The light shines through the murky echo only to show reflections of the others, never the originals. Crisp drums are sent out as scouts to probe for the perimeter of the space, but they find no edge –just an elastic membrane that bounces them back towards the surface. The melodies are the currents of each track. As warm as the Gulf Stream, their sonar-soft synths gently sway and push along through the endless depths of the deep sound field.

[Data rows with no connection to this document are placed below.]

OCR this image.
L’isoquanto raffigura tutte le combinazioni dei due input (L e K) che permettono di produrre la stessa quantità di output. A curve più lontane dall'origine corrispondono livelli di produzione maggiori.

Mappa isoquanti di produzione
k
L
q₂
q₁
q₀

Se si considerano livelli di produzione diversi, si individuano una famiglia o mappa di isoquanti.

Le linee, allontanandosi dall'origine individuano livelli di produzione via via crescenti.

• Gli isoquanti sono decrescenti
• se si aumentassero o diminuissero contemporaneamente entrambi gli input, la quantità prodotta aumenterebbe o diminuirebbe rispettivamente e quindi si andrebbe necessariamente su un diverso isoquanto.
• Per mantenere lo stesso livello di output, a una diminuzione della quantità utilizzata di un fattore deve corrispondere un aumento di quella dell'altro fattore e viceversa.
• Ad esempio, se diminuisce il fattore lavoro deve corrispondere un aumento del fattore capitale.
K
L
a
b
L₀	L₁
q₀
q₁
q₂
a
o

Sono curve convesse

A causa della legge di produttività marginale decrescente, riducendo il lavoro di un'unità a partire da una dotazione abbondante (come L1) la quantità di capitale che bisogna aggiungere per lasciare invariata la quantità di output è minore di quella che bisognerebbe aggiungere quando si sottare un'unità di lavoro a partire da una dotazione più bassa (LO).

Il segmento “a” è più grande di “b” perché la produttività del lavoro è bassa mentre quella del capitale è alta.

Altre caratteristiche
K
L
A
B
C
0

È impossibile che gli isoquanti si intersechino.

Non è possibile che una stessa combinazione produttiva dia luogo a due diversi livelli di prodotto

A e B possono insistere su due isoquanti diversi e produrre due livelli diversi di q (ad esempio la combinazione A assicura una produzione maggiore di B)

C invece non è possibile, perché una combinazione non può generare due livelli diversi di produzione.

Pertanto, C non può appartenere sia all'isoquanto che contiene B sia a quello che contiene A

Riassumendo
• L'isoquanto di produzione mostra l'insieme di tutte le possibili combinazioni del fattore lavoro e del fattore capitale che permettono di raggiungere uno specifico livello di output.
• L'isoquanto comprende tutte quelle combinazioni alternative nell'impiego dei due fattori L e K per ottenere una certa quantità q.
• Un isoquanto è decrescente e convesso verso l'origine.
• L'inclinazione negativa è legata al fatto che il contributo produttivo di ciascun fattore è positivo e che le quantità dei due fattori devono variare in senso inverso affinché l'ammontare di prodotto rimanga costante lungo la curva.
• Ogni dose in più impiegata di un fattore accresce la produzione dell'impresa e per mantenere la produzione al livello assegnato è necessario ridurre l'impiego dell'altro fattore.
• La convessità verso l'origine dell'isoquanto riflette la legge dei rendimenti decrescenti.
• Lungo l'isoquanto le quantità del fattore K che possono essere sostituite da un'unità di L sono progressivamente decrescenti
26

As warm as the melodies on Socially Inept are, they do not quite keep out the cold undercurrent of darkness. The song titles raise the first flag of alert: “Place Gun to Head,” “Out of Phase,” “Deep Like Airline Failure,” and of course the title track. Scheming with the bleakness of the titles is a diverse choir of vocoded sirens, whispering and luring you further down towards the darker bass. Like sulfur bubbling up through the thick crust of the subconscious, the titles and voices speak to something much more concealed than the beats and melodies could reveal alone.

It is a fusion of the dark to the light that is the strength of Socially Inept. An electronic testimonial that mixes angelic melodies among a chorus of sirens, brittle beats with a soggy bass. By channeling the ominous through the inspiring, Proem gives us an ocean teeming with life and perspective. Cheers Proem, it’s a great one.

Socially Inept is OUT NOW on Merck Records.